Petits arrangements entre députés LREM — Emplois familiaux

09 Novembre, 2017, 12:24 | Auteur: Phil Beauvilliers
  • Nicole Trisse a bien voté la loi sur la moralisation de la vie publique 		Crédits: Site internet Les Echos

StreetPress précise que ces emplois ne sont pas illégaux mais qu'ils devront être signifiés au bureau de l'Assemblée nationale d'ici le 15 décembre. Notamment sur le volet des emplois familiaux. Et d'ajouter: "Il n'y a pas d'emploi de complaisance", expliquant que "les conditions d'emploi de ses collaborateurs "sont parfaitement conformes aux dispositions normatives en vigueur depuis la loi du 15 septembre 2017 pour la confiance dans la vie politique". Alors, à l'approche de cette date butoir, les députés s'organisent.
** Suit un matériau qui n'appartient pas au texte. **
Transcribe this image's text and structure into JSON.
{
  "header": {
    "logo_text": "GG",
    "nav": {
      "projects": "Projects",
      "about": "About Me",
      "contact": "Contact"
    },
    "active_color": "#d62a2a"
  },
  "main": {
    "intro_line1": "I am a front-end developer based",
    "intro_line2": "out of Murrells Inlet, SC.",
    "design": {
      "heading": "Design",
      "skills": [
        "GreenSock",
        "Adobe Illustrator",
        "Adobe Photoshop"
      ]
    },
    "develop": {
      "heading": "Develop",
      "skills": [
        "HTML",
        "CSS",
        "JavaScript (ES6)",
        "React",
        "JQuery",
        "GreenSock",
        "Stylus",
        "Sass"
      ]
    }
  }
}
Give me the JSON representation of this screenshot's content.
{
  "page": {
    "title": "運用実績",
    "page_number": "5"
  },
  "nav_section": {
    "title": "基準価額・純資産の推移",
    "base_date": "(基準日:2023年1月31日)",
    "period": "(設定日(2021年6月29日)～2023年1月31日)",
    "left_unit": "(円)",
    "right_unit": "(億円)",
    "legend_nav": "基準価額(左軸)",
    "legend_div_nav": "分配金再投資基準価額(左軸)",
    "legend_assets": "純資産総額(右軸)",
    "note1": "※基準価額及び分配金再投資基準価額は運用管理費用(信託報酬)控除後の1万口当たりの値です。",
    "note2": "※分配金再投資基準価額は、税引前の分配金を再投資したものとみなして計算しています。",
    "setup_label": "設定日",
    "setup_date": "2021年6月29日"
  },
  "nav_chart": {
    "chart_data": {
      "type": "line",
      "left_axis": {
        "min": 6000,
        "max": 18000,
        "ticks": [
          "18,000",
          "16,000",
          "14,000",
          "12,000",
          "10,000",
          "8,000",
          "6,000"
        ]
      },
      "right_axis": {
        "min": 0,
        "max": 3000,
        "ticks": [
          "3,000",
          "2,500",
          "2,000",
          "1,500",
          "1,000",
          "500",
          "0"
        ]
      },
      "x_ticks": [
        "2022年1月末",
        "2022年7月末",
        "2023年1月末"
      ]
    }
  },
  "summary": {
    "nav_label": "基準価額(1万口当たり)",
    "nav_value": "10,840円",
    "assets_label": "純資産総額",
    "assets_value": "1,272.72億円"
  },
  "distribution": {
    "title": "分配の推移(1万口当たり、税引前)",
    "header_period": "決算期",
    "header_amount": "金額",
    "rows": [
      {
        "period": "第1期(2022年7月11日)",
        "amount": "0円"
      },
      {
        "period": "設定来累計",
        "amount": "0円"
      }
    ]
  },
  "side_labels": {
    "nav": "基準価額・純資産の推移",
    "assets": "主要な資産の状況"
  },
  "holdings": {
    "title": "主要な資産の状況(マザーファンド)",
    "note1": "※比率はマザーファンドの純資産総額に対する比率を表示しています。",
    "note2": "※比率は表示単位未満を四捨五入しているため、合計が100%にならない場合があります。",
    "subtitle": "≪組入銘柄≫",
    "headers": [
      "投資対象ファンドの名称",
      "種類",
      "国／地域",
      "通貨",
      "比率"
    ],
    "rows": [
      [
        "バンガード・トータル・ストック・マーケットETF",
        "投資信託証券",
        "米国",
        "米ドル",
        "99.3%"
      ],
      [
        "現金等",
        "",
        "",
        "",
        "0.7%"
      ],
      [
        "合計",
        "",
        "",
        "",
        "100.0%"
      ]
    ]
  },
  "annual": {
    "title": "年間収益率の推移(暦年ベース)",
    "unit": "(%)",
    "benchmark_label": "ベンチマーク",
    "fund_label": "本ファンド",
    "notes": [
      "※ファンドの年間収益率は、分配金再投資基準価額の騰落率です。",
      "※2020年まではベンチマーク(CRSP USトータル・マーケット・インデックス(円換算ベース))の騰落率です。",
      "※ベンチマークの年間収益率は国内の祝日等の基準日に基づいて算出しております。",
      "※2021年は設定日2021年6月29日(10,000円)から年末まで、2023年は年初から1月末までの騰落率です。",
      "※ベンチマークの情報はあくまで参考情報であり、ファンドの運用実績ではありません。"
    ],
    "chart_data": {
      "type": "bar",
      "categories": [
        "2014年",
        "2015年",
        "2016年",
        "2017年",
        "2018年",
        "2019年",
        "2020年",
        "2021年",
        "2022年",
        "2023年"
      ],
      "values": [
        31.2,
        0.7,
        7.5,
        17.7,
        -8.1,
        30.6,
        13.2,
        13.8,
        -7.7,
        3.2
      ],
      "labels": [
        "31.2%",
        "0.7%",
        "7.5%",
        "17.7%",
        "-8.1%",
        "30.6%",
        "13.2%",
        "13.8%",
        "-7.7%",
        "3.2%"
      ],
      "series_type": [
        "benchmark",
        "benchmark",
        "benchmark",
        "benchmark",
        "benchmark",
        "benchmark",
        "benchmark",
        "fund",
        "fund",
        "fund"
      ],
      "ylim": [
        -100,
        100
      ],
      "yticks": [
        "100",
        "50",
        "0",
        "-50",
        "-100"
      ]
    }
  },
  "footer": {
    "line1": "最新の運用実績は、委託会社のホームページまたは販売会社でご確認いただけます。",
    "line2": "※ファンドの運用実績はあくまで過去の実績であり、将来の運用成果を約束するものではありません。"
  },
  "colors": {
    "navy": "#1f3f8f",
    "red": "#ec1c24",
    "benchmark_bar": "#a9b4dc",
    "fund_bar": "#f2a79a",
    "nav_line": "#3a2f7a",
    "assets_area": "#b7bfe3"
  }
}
Une pratique totalement légale, à une seule condition: lorsqu'un collaborateur parlementaire a un lien familial avec un autre député, il doit en informer "sans délai" le député pour lequel il travaille ainsi que l'administration de l'Assemblée.

Au moins deux députés LREM, Christophe Arend et Bertrand Sorre, ont embauché les enfants d'autres députés LREM, selon l'AFP qui cite des sources parlementaires et confirme par là une information du site Streetpress.

De son côté, Nicole Trisse, également contactée par LCI, ne réfute pas également l'emploi de sa fille par son collègue Christophe Arend. "Ma fille est dans la sphère politique depuis trois ans, elle est compétente et avait déjà travaillé avec le député Bertrand Pancher (UDI) dans le passé. C'est elle qui a en fait signalé que je suis devenue députée", a déclaré Nicole Trisse.

Dans le même esprit, le média en ligne souligne que Bertrand Sorre, élu macroniste de la Manche est employeur de Maryll Vignal, fille de Patrick, député LREM de l'Hérault. Elle était auparavant employée par son père, mais a changé du fait des nouvelles règles.

Ces députés LREM n'ont pas tous voté les lois de moralisation, certains n'ayant pas participé aux votes. Nicole Trisse, qui les a approuvées après "tellement d'affaires et de défiance", déplore cependant "un amalgame entre emplois familiaux et emplois fictifs".

Cette loi définit "ce qui est moral en épinglant précisément ce qui ne l'est pas", a-t-il ajouté. Dans un communiqué, il affirme que "la loi sur la moralisation de la vie publique autorise un parlementaire à embaucher la fille ou le fils d'un autre parlementaire" car "elle ne l'interdit pas".